ABC FAMILY ‘Becoming Us’ showcases boy’s unusual family


IF YOU WATCH

What: “Becoming Us”

When: First episode tonight at 6; second episode at 9

Where: ABC Family

By Frazier Moore

AP Television Writer

NEW YORK

“This family would make a great TV show!”

That’s what Evanston, Illinois, teen Ben Lehwald told his mother a couple of years ago.

Clearly, Ben was on to something. “Becoming Us,” the show that resulted, follows him as a 16-year-old dealing with the usual challenges of high school and encroaching adulthood – plus the recent news that his father is becoming a woman.

The family went on camera between October and February after Ben’s idea reached Ryan Seacrest, who signed on as executive producer of the ABC Family unscripted series airing its second episode tonight at 9.

“We’re just regular people,” says Suzy Crawford, Ben’s mother.

The 58-year-old fitness instructor is divorced from Ben’s 49-year-old father, an information security analyst now named Carly Lehwald but who, as Charlie, began taking female hormones years before sharing the plan for transition with the family. Suzy continues to work through feelings of betrayal and bitterness even as she and Carly remain a team in parenting Ben.

Ben’s half-sister, Sutton Crawford, is now a New Yorker, but she’s back in Evanston as she and her mother plan her upcoming wedding, which comes laden with protocol issues.

Finally, Ben’s girlfriend, Danielle, also has a father who is transgender.

Unconventional, maybe, but on “Becoming Us” these folks reveal themselves as authentic and relatable, which makes the series an illuminating glimpse into the world we all occupy, a world Time magazine earlier this year declared was at “the transgender tipping point.”

The timing of “Becoming Us” seems perfect, therefore, having arrived just days after Caitlin Jenner’s grand unveiling on the Vanity Fair cover and with her own series, “I Am Cait,” premiering next month, along with yet another reality show that will star Jazz Jennings, the 14-year-old transgender activist and YouTube star.

No one could have anticipated any of this a decade ago, least of all Carly as she started the transition to become who she had always known she was, and, in the process, turned the family upside down.
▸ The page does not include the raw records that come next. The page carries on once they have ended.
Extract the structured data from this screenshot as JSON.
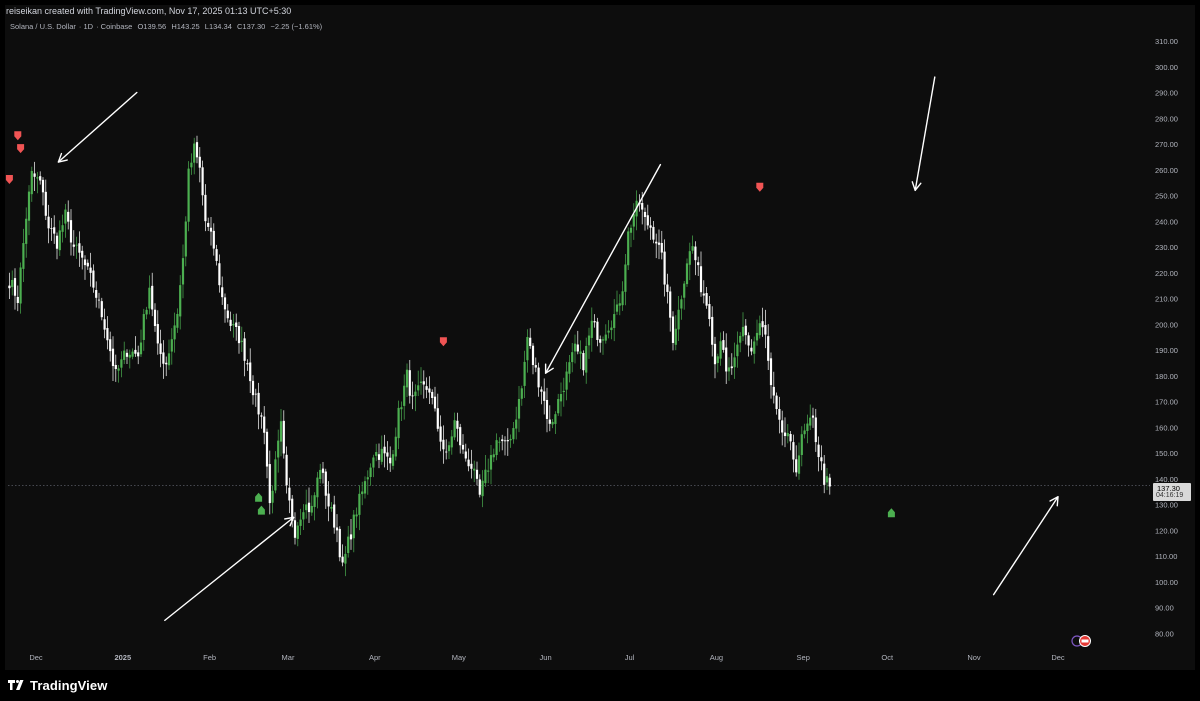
{
  "header": {
    "attribution": "reiseikan created with TradingView.com, Nov 17, 2025 01:13 UTC+5:30"
  },
  "symbol": {
    "name": "Solana / U.S. Dollar",
    "interval": "1D",
    "exchange": "Coinbase",
    "open": "O139.56",
    "high": "H143.25",
    "low": "L134.34",
    "close": "C137.30",
    "change": "−2.25 (−1.61%)"
  },
  "last_price": {
    "price": "137.30",
    "countdown": "04:16:19"
  },
  "footer": {
    "brand": "TradingView"
  },
  "colors": {
    "up": "#4caf50",
    "down": "#ffffff",
    "sell_marker": "#f05454",
    "buy_marker": "#4caf50",
    "background": "#0d0d0d",
    "axis_text": "#b2b5be"
  },
  "chart_data": {
    "type": "candlestick",
    "y_axis": {
      "min": 80,
      "max": 310,
      "ticks": [
        "310.00",
        "300.00",
        "290.00",
        "280.00",
        "270.00",
        "260.00",
        "250.00",
        "240.00",
        "230.00",
        "220.00",
        "210.00",
        "200.00",
        "190.00",
        "180.00",
        "170.00",
        "160.00",
        "150.00",
        "140.00",
        "130.00",
        "120.00",
        "110.00",
        "100.00",
        "90.00",
        "80.00"
      ]
    },
    "x_axis": {
      "ticks": [
        {
          "label": "Dec",
          "day": 10
        },
        {
          "label": "2025",
          "day": 41
        },
        {
          "label": "Feb",
          "day": 72
        },
        {
          "label": "Mar",
          "day": 100
        },
        {
          "label": "Apr",
          "day": 131
        },
        {
          "label": "May",
          "day": 161
        },
        {
          "label": "Jun",
          "day": 192
        },
        {
          "label": "Jul",
          "day": 222
        },
        {
          "label": "Aug",
          "day": 253
        },
        {
          "label": "Sep",
          "day": 284
        },
        {
          "label": "Oct",
          "day": 314
        },
        {
          "label": "Nov",
          "day": 345
        },
        {
          "label": "Dec",
          "day": 375
        }
      ]
    },
    "anchors": [
      {
        "d": 0,
        "p": 217
      },
      {
        "d": 3,
        "p": 210
      },
      {
        "d": 6,
        "p": 242
      },
      {
        "d": 8,
        "p": 258
      },
      {
        "d": 11,
        "p": 255
      },
      {
        "d": 14,
        "p": 238
      },
      {
        "d": 17,
        "p": 232
      },
      {
        "d": 20,
        "p": 242
      },
      {
        "d": 23,
        "p": 230
      },
      {
        "d": 26,
        "p": 225
      },
      {
        "d": 30,
        "p": 215
      },
      {
        "d": 34,
        "p": 200
      },
      {
        "d": 38,
        "p": 180
      },
      {
        "d": 42,
        "p": 190
      },
      {
        "d": 46,
        "p": 188
      },
      {
        "d": 50,
        "p": 215
      },
      {
        "d": 53,
        "p": 190
      },
      {
        "d": 56,
        "p": 185
      },
      {
        "d": 60,
        "p": 205
      },
      {
        "d": 62,
        "p": 225
      },
      {
        "d": 64,
        "p": 258
      },
      {
        "d": 66,
        "p": 268
      },
      {
        "d": 68,
        "p": 260
      },
      {
        "d": 70,
        "p": 240
      },
      {
        "d": 73,
        "p": 230
      },
      {
        "d": 76,
        "p": 210
      },
      {
        "d": 79,
        "p": 200
      },
      {
        "d": 82,
        "p": 195
      },
      {
        "d": 85,
        "p": 185
      },
      {
        "d": 88,
        "p": 170
      },
      {
        "d": 91,
        "p": 160
      },
      {
        "d": 93,
        "p": 130
      },
      {
        "d": 95,
        "p": 145
      },
      {
        "d": 97,
        "p": 160
      },
      {
        "d": 99,
        "p": 135
      },
      {
        "d": 102,
        "p": 120
      },
      {
        "d": 105,
        "p": 130
      },
      {
        "d": 108,
        "p": 128
      },
      {
        "d": 111,
        "p": 145
      },
      {
        "d": 114,
        "p": 130
      },
      {
        "d": 117,
        "p": 120
      },
      {
        "d": 119,
        "p": 105
      },
      {
        "d": 121,
        "p": 115
      },
      {
        "d": 124,
        "p": 128
      },
      {
        "d": 127,
        "p": 138
      },
      {
        "d": 130,
        "p": 150
      },
      {
        "d": 133,
        "p": 150
      },
      {
        "d": 136,
        "p": 146
      },
      {
        "d": 139,
        "p": 165
      },
      {
        "d": 142,
        "p": 180
      },
      {
        "d": 144,
        "p": 170
      },
      {
        "d": 147,
        "p": 175
      },
      {
        "d": 150,
        "p": 175
      },
      {
        "d": 153,
        "p": 160
      },
      {
        "d": 156,
        "p": 148
      },
      {
        "d": 159,
        "p": 162
      },
      {
        "d": 162,
        "p": 150
      },
      {
        "d": 165,
        "p": 145
      },
      {
        "d": 168,
        "p": 133
      },
      {
        "d": 171,
        "p": 145
      },
      {
        "d": 174,
        "p": 155
      },
      {
        "d": 177,
        "p": 152
      },
      {
        "d": 180,
        "p": 160
      },
      {
        "d": 183,
        "p": 175
      },
      {
        "d": 185,
        "p": 195
      },
      {
        "d": 187,
        "p": 185
      },
      {
        "d": 190,
        "p": 175
      },
      {
        "d": 193,
        "p": 160
      },
      {
        "d": 196,
        "p": 170
      },
      {
        "d": 199,
        "p": 180
      },
      {
        "d": 202,
        "p": 190
      },
      {
        "d": 205,
        "p": 185
      },
      {
        "d": 208,
        "p": 200
      },
      {
        "d": 211,
        "p": 195
      },
      {
        "d": 214,
        "p": 200
      },
      {
        "d": 217,
        "p": 205
      },
      {
        "d": 219,
        "p": 215
      },
      {
        "d": 221,
        "p": 235
      },
      {
        "d": 223,
        "p": 243
      },
      {
        "d": 225,
        "p": 247
      },
      {
        "d": 227,
        "p": 240
      },
      {
        "d": 229,
        "p": 238
      },
      {
        "d": 231,
        "p": 233
      },
      {
        "d": 233,
        "p": 225
      },
      {
        "d": 235,
        "p": 210
      },
      {
        "d": 237,
        "p": 195
      },
      {
        "d": 239,
        "p": 205
      },
      {
        "d": 242,
        "p": 225
      },
      {
        "d": 244,
        "p": 230
      },
      {
        "d": 247,
        "p": 215
      },
      {
        "d": 250,
        "p": 205
      },
      {
        "d": 252,
        "p": 185
      },
      {
        "d": 254,
        "p": 195
      },
      {
        "d": 256,
        "p": 180
      },
      {
        "d": 259,
        "p": 185
      },
      {
        "d": 262,
        "p": 198
      },
      {
        "d": 265,
        "p": 190
      },
      {
        "d": 268,
        "p": 200
      },
      {
        "d": 270,
        "p": 195
      },
      {
        "d": 272,
        "p": 175
      },
      {
        "d": 275,
        "p": 160
      },
      {
        "d": 278,
        "p": 155
      },
      {
        "d": 281,
        "p": 145
      },
      {
        "d": 283,
        "p": 155
      },
      {
        "d": 285,
        "p": 160
      },
      {
        "d": 287,
        "p": 162
      },
      {
        "d": 289,
        "p": 150
      },
      {
        "d": 291,
        "p": 140
      },
      {
        "d": 293,
        "p": 137
      }
    ],
    "price_markers": [
      {
        "type": "sell",
        "day": 0,
        "price": 256
      },
      {
        "type": "sell",
        "day": 3,
        "price": 273
      },
      {
        "type": "sell",
        "day": 4,
        "price": 268
      },
      {
        "type": "buy",
        "day": 89,
        "price": 133
      },
      {
        "type": "buy",
        "day": 90,
        "price": 128
      },
      {
        "type": "sell",
        "day": 155,
        "price": 193
      },
      {
        "type": "sell",
        "day": 268,
        "price": 253
      },
      {
        "type": "buy",
        "day": 315,
        "price": 127
      }
    ]
  }
}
Ben, in particular, was left reeling.

It wasn’t the news as much as when his father delivered it that threw him for a loop: “Right before you’re about to start your freshman year of high school. You’re just lost. That was how I felt.”

So why would Ben choose to let TV viewers witness what most people would insist on keeping private?

“That’s why I did it: for people who do it privately,” Ben, now 17, replies.

“I thought if they saw it from a child’s point of view and saw how the child is dealing with it, they’ll understand that it happens and they’re not alone.”

Virtually everyone key in the family’s social circle was an eager participant.

“If you get offered a ride on a rocket ship, you don’t ask which seat, you just get on,” says Sutton, who became Charlie Lehwald’s stepdaughter when she was six but during the show discovered “Carly makes a lot more sense to me than Charlie did when I was growing up. I understand Carly. Before, Charlie was hiding her.”